What You Need to Know
- As clients celebrate the holidays with family, there’s ample time to have important conversations.
- Revisit estate plans every three years to ensure family changes like births and divorces are accounted for.
- Other questions might include how to best support clients' favorite charities or whether their children's spouses should be included in estate plans.
Each holiday season, families congregate to be festive, thankful, reflective and well-fed. Relatives spanning multiple generations often spend more than a week together in close quarters, making it an opportune time for loved ones to hold space for financial planning conversations.
As 2023 draws to a close, now is an ideal moment to consider a few items that are likely on your clients’ minds as they begin to contemplate these important conversations. Initiating the advice element underpinning such conversations is a matter of routine for any experienced advisor, so consider a few ways that estate planning can be a part of the discussion.
With the Great Wealth Transfer upon us, data has shown that estate planning is among the most critical ancillary areas for any advisor to be knowledgeable about. It’s also a leading priority for Americans poised to come into money over the next 20 years.
Here are a few actionable thoughts connecting estate planning with the holidays.
1. Is Everything Current?
Planning around the holidays is all about ensuring that everyone in the family is provided for both now and over a longer time horizon. Estate planning is the focal point of how a client can control and optimize the flow of intergenerational wealth and other significant choices.
These thoughts are quite often the subtext of all broader planning discussions, including many of the hardest conversations; however, just a third of Americans actually have taken the time to create estate plans.
Among those with estate plans, a strikingly high percentage don’t have up-to-date plans. This lack of documentation leads to children who are accidentally left out of estate plans because they weren’t born at the time of writing, or in-laws who have since departed the family remaining set to benefit from windfalls.
Mishaps such as these are sadly common. To avoid this challenge, it’s absolutely a best practice to revisit any estate plan every three years to check for any decisions not aligned with current values or circumstances. Given the evolving family dynamics that define us, an estate plan can quickly become quite dated once it sits on the shelf for multiple holiday seasons.
So, one of the first things you can do is ask if you can briefly and collaboratively review clients’ latest estate plans — and the first thing you should look for is when they were last updated. If it was a few years ago, scrutinize everything closely to make sure that milestone life events such as marriage, divorce, children born or even the potential passing of friends who may serve as executors are fully accounted for.

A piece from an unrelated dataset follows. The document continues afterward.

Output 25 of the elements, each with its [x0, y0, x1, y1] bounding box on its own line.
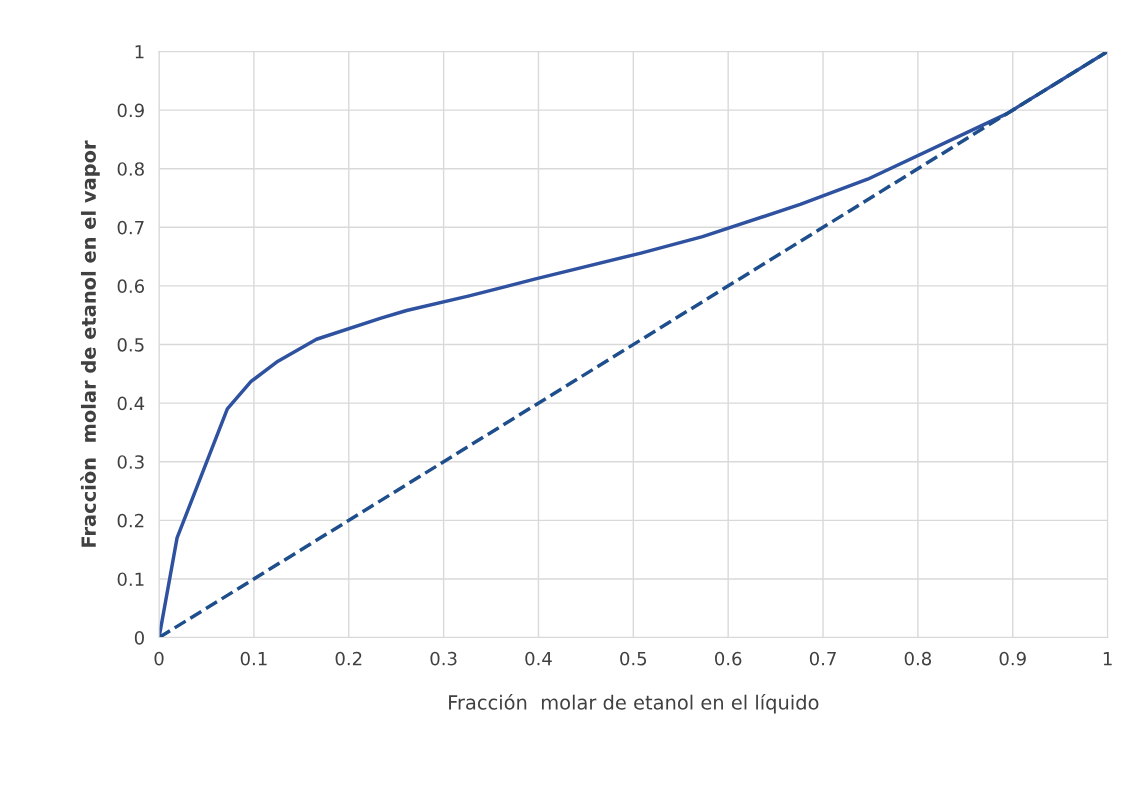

Ask about each of the above — you may be opening a Pandora’s box in a helpful way.
2. Charity and Yearly Giving
It’s prime solicitation season, as letters from clients’ favorite causes begin to gather with critical mass in their mailboxes and email inboxes. Many organizations simply ask for cash, but nonprofits have grown savvier as far as identifying more lucrative asset pools that may actually offer clients significant tax planning benefits at the same time.
Cash is always king, especially when it comes to daily life and paying bills. But cash can’t be donated pre-tax, and it’s probably not as plentiful for the purposes of donation as a client’s IRA or stock holdings. For clients who are interested in giving, there are a few vehicles worth mentioning.
These include qualified charitable distributions, available to clients 70 1/2 or older. Retirees who turned 72 at the end of 2022 or are 73 or older with an IRA can choose to donate all or part of their required minimum distributions. QCDs go toward clients’ RMDs without raising their taxable income, and they’re excluded from gross income — which avoids the time spent itemizing deductions.
Clients can also choose to donate stock or any other form of appreciated assets that aren’t used to pay regular bills. This can result in much larger gifts for charity in a manner that can serve as a force multiplier that cash donations rarely do — all without any change to a donor’s monthly living budget. There are also tax benefits such as not having to pay capital gains. Charities can also increasingly accept and quickly liquidate noncash assets to help fund their operations immediately.